Das Wunschobjekt muss finanzierbar sein. Grob überschlagen, kann sich ein Haushalt eine Immobilie leisten, deren Preis etwa beim Sechsfachen des Bruttohaushaltseinkommens liegt. Doch damit ist es noch nicht getan. Die laufenden Kosten werden bei der Realisierung des Traums von den eigenen vier Wänden gerne unterschätzt. Dazu zählen nicht nur Hypothekarzahlungen und Amortisation, sondern auch Unterhaltskosten. Diese sollten mit etwa 1 bis 1,5 Prozent des Gebäudewerts veranschlagt werden. Und selbst wenn diese Summe in einem Jahr unterschritten wird, tut man gut daran, trotzdem für den Unterhalt zu sparen – denn die nächste grössere Renovation kommt bestimmt.

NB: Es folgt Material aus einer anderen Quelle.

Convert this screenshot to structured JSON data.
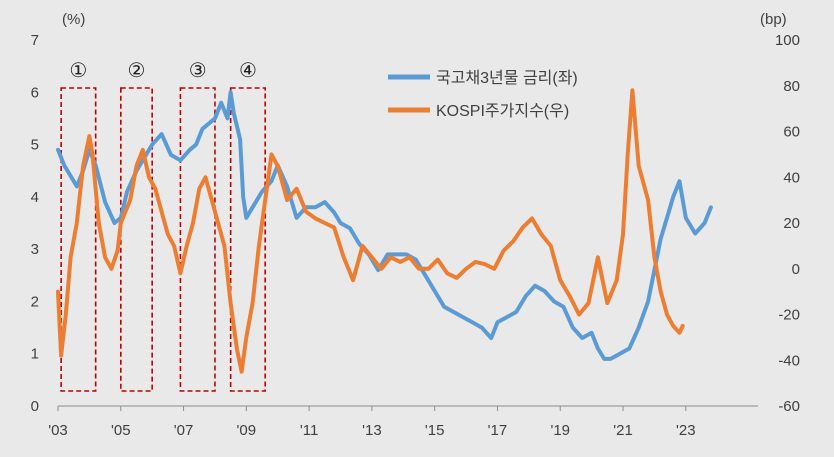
{
  "chart_data": {
    "type": "line",
    "title": "",
    "left_unit": "(%)",
    "right_unit": "(bp)",
    "x_tick_labels": [
      "'03",
      "'05",
      "'07",
      "'09",
      "'11",
      "'13",
      "'15",
      "'17",
      "'19",
      "'21",
      "'23"
    ],
    "x_tick_years": [
      2003,
      2005,
      2007,
      2009,
      2011,
      2013,
      2015,
      2017,
      2019,
      2021,
      2023
    ],
    "xlim": [
      2003,
      2025.3
    ],
    "left_axis": {
      "ylim": [
        0,
        7
      ],
      "ticks": [
        0,
        1,
        2,
        3,
        4,
        5,
        6,
        7
      ]
    },
    "right_axis": {
      "ylim": [
        -60,
        100
      ],
      "ticks": [
        -60,
        -40,
        -20,
        0,
        20,
        40,
        60,
        80,
        100
      ]
    },
    "grid": false,
    "legend_position": "top-right",
    "series": [
      {
        "name": "국고채3년물 금리(좌)",
        "axis": "left",
        "color": "#5b9bd5",
        "x": [
          2003.0,
          2003.2,
          2003.4,
          2003.6,
          2003.8,
          2004.0,
          2004.2,
          2004.5,
          2004.8,
          2005.0,
          2005.2,
          2005.5,
          2005.8,
          2006.0,
          2006.3,
          2006.6,
          2006.9,
          2007.2,
          2007.4,
          2007.6,
          2007.8,
          2008.0,
          2008.2,
          2008.4,
          2008.5,
          2008.6,
          2008.8,
          2008.9,
          2009.0,
          2009.2,
          2009.5,
          2009.8,
          2010.0,
          2010.3,
          2010.6,
          2010.9,
          2011.2,
          2011.5,
          2011.8,
          2012.0,
          2012.3,
          2012.6,
          2012.9,
          2013.2,
          2013.5,
          2013.8,
          2014.1,
          2014.4,
          2014.7,
          2015.0,
          2015.3,
          2015.6,
          2015.9,
          2016.2,
          2016.5,
          2016.8,
          2017.0,
          2017.3,
          2017.6,
          2017.9,
          2018.2,
          2018.5,
          2018.8,
          2019.1,
          2019.4,
          2019.7,
          2020.0,
          2020.2,
          2020.4,
          2020.6,
          2020.9,
          2021.2,
          2021.5,
          2021.8,
          2022.0,
          2022.2,
          2022.4,
          2022.6,
          2022.8,
          2023.0,
          2023.3,
          2023.6,
          2023.8
        ],
        "values": [
          4.9,
          4.6,
          4.4,
          4.2,
          4.5,
          4.9,
          4.6,
          3.9,
          3.5,
          3.6,
          4.1,
          4.5,
          4.8,
          5.0,
          5.2,
          4.8,
          4.7,
          4.9,
          5.0,
          5.3,
          5.4,
          5.5,
          5.8,
          5.5,
          6.0,
          5.6,
          5.1,
          4.0,
          3.6,
          3.8,
          4.1,
          4.3,
          4.6,
          4.2,
          3.6,
          3.8,
          3.8,
          3.9,
          3.7,
          3.5,
          3.4,
          3.1,
          2.9,
          2.6,
          2.9,
          2.9,
          2.9,
          2.8,
          2.5,
          2.2,
          1.9,
          1.8,
          1.7,
          1.6,
          1.5,
          1.3,
          1.6,
          1.7,
          1.8,
          2.1,
          2.3,
          2.2,
          2.0,
          1.9,
          1.5,
          1.3,
          1.4,
          1.1,
          0.9,
          0.9,
          1.0,
          1.1,
          1.5,
          2.0,
          2.6,
          3.2,
          3.6,
          4.0,
          4.3,
          3.6,
          3.3,
          3.5,
          3.8
        ]
      },
      {
        "name": "KOSPI주가지수(우)",
        "axis": "right",
        "color": "#ed7d31",
        "x": [
          2003.0,
          2003.1,
          2003.25,
          2003.4,
          2003.6,
          2003.8,
          2004.0,
          2004.1,
          2004.3,
          2004.5,
          2004.7,
          2004.9,
          2005.0,
          2005.3,
          2005.5,
          2005.7,
          2005.9,
          2006.1,
          2006.3,
          2006.5,
          2006.7,
          2006.9,
          2007.1,
          2007.3,
          2007.5,
          2007.7,
          2007.9,
          2008.1,
          2008.3,
          2008.5,
          2008.7,
          2008.85,
          2009.0,
          2009.2,
          2009.4,
          2009.6,
          2009.8,
          2010.0,
          2010.3,
          2010.6,
          2010.9,
          2011.2,
          2011.5,
          2011.8,
          2012.1,
          2012.4,
          2012.7,
          2013.0,
          2013.3,
          2013.6,
          2013.9,
          2014.2,
          2014.5,
          2014.8,
          2015.1,
          2015.4,
          2015.7,
          2016.0,
          2016.3,
          2016.6,
          2016.9,
          2017.2,
          2017.5,
          2017.8,
          2018.1,
          2018.4,
          2018.7,
          2019.0,
          2019.3,
          2019.6,
          2019.9,
          2020.2,
          2020.5,
          2020.8,
          2021.0,
          2021.15,
          2021.3,
          2021.5,
          2021.8,
          2022.0,
          2022.2,
          2022.4,
          2022.6,
          2022.8,
          2022.9
        ],
        "values": [
          -10,
          -38,
          -20,
          5,
          20,
          45,
          58,
          50,
          20,
          5,
          0,
          8,
          20,
          30,
          45,
          52,
          40,
          35,
          25,
          15,
          10,
          -2,
          10,
          20,
          35,
          40,
          30,
          20,
          10,
          -15,
          -35,
          -45,
          -30,
          -15,
          10,
          30,
          50,
          45,
          30,
          35,
          25,
          22,
          20,
          18,
          5,
          -5,
          10,
          5,
          0,
          5,
          3,
          5,
          0,
          0,
          4,
          -2,
          -4,
          0,
          3,
          2,
          0,
          8,
          12,
          18,
          22,
          15,
          10,
          -5,
          -12,
          -20,
          -15,
          5,
          -15,
          -5,
          15,
          50,
          78,
          45,
          30,
          5,
          -10,
          -20,
          -25,
          -28,
          -25
        ]
      }
    ],
    "annotations": [
      {
        "label": "①",
        "x_start": 2003.1,
        "x_end": 2004.2
      },
      {
        "label": "②",
        "x_start": 2005.0,
        "x_end": 2006.0
      },
      {
        "label": "③",
        "x_start": 2006.9,
        "x_end": 2008.0
      },
      {
        "label": "④",
        "x_start": 2008.5,
        "x_end": 2009.6
      }
    ]
  }
}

Bei der Auswahl des Wunschobjekts lohnt es sich, die standortgebundenen Kosten – also Steuerbelastung, Krankenversicherungsprämien und Immobilienpreise – im Auge zu behalten. Denn diese variieren je nach Gemeinde beträchtlich. Der Unterschied zwischen der günstigsten und der teuersten Gemeinde beträgt bei 100 Quadratmetern Wohnfläche rund 30 Prozent. In Gemeinden mit tiefen Steuern sind die Immobilienpreise tendenziell höher, was Steuereinsparungen gerade für Haushalte mit tieferen Einkommen komplett zunichtemachen kann. Das Wohnen in Tiefsteuergemeinden lohnt sich vor allem für Haushalte mit hohen Einkommen, denn für sie machen Einkommenssteuern den Grossteil der standortgebundenen Kosten aus.

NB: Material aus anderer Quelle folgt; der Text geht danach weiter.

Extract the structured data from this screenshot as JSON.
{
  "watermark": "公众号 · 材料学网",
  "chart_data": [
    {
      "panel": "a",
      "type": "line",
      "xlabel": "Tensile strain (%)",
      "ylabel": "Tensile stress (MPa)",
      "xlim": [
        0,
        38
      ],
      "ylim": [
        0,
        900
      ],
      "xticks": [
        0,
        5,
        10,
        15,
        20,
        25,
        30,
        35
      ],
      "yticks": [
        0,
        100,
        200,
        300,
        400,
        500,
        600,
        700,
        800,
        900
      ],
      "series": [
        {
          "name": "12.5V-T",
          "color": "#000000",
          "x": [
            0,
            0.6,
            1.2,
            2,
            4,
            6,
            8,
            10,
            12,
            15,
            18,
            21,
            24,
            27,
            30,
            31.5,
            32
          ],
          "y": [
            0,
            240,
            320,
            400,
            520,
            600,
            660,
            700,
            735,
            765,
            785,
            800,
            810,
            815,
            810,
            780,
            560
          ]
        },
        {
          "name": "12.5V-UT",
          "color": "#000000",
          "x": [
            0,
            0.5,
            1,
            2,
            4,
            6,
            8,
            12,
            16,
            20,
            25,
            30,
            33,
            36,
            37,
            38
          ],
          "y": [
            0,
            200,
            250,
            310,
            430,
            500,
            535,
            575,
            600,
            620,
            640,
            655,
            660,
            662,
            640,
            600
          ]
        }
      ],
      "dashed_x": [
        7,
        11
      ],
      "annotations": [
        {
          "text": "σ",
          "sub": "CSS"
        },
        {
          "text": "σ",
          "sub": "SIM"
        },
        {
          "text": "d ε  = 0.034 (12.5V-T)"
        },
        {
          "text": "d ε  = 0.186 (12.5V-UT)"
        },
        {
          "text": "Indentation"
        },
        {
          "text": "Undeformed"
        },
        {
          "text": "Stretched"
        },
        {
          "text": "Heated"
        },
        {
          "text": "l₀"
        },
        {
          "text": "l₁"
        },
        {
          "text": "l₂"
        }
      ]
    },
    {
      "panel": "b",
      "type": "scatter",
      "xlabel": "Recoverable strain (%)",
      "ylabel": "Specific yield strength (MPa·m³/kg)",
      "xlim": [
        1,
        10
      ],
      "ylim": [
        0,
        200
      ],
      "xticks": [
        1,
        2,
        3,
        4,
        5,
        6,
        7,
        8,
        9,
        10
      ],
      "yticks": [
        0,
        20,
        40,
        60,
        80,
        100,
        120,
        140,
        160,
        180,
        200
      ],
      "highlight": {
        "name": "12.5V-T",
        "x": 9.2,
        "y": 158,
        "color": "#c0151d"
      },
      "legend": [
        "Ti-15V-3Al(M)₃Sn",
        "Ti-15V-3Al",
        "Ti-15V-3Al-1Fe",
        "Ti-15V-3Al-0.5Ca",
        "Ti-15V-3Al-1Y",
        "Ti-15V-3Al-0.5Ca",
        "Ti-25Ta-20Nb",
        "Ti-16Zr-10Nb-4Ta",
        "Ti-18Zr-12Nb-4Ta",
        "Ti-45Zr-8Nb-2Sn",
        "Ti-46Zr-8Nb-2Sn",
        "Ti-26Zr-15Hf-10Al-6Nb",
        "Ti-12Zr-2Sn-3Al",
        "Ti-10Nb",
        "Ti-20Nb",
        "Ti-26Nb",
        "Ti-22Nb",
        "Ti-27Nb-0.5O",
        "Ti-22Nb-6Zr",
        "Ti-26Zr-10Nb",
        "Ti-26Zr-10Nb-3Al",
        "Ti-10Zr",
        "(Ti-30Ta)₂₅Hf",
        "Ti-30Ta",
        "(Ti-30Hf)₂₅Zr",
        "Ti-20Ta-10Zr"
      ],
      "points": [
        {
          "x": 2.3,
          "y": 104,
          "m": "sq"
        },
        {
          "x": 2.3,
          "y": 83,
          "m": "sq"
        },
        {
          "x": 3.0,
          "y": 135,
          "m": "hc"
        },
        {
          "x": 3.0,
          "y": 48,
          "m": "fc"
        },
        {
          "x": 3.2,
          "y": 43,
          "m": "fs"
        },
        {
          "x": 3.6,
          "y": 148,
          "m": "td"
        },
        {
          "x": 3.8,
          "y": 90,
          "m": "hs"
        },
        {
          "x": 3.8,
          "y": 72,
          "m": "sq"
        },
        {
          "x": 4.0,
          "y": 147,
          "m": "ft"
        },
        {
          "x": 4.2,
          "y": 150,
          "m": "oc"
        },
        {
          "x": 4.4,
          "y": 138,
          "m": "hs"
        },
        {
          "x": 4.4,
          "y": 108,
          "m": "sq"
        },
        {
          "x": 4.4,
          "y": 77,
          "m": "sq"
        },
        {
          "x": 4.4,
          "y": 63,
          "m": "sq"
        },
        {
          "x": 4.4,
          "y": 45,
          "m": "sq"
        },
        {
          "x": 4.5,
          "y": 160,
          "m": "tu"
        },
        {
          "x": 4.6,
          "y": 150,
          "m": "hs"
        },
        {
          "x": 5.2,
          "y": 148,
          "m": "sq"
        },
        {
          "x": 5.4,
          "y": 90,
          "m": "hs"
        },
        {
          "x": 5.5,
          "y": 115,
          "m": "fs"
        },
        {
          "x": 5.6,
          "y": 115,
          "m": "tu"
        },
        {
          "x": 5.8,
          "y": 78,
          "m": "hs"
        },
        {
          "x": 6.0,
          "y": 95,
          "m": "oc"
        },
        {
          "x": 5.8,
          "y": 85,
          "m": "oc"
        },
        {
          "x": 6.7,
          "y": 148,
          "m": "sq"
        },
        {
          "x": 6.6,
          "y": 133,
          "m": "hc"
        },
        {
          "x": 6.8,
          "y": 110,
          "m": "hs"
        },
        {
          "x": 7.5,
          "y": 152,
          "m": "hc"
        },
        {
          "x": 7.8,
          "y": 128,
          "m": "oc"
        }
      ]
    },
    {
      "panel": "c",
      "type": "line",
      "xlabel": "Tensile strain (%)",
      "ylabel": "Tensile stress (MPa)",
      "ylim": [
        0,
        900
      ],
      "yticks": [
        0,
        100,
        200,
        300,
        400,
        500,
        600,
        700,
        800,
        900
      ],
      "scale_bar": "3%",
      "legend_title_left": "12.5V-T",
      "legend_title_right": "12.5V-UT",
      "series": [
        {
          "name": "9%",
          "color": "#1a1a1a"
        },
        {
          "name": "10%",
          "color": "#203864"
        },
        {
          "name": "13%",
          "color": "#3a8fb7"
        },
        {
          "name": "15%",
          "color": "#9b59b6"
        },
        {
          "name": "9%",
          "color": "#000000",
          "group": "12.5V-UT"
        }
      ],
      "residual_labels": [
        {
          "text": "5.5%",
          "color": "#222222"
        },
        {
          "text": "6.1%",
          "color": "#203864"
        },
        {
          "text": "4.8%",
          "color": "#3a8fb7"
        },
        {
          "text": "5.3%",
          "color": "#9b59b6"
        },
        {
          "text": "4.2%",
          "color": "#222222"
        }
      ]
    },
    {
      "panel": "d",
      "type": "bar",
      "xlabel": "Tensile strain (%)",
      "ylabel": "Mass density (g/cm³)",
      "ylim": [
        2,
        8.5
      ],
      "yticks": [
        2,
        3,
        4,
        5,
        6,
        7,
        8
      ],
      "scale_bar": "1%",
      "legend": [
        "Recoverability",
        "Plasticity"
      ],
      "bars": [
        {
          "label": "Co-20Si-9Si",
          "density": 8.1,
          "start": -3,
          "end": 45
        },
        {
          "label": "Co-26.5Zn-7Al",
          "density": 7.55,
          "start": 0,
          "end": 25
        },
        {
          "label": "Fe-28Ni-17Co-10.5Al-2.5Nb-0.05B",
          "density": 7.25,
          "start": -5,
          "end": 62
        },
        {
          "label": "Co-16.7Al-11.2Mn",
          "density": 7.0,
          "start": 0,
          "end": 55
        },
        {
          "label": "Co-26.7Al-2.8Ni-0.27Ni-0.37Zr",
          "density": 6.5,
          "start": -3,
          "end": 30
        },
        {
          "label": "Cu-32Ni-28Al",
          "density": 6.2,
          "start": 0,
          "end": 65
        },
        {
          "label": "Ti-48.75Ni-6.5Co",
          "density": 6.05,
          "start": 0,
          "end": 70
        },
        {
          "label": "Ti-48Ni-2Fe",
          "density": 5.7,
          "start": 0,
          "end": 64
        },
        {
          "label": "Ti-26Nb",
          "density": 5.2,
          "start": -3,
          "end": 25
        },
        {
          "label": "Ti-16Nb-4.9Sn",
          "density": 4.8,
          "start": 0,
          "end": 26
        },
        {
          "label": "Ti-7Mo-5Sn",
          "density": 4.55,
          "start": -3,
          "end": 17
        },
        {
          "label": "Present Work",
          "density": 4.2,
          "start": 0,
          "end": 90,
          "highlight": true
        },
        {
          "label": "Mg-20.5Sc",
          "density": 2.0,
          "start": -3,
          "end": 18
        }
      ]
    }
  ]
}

Der Standort zählt, speziell beim Weitervermieten

Eine gute Lage ist besonders relevant, wenn die Eigentümer ihre Liegenschaft nicht selbst nutzen, sondern vermieten möchten. Denn der Mietwohnungsleerstand dürfte letztes Jahr seine bisherige Höchstmarke von knapp 3 Prozent geknackt und zum Rückgang der Marktmieten um 2 Prozent im Vorjahresvergleich beigetragen haben. In Regionen mit hohem Leerstand und geringem Bevölkerungswachstum ist das Risiko, eine Wohnung nicht vermieten zu können, besonders hoch.

In den Zentren und ihren Agglomerationen hingegen wurde neuer Wohnraum von der hohen Nachfrage bisher absorbiert. Die Wohnungsnachfrage könnte sich aber in die erweiterte Agglomeration verschieben. Denn ein zusätzliches Zimmer bei gleichbleibenden Wohnkosten «kostet» rund 20 Minuten mehr Arbeitsweg. Auch bei der Vermietung von Wohneigentum könnte das vermehrte Arbeiten im Homeoffice die Karten also zumindest etwas durcheinanderwirbeln.

Katharina Hofer, Chief Investment Office UBS GWM

Katharina Hofer ist Ökonomin und Immobilienexpertin im Chief Investment Office bei UBS. Sie hat in Volkswirtschaftslehre an der Universität St. Gallen promoviert und arbeitet seit 2018 bei UBS.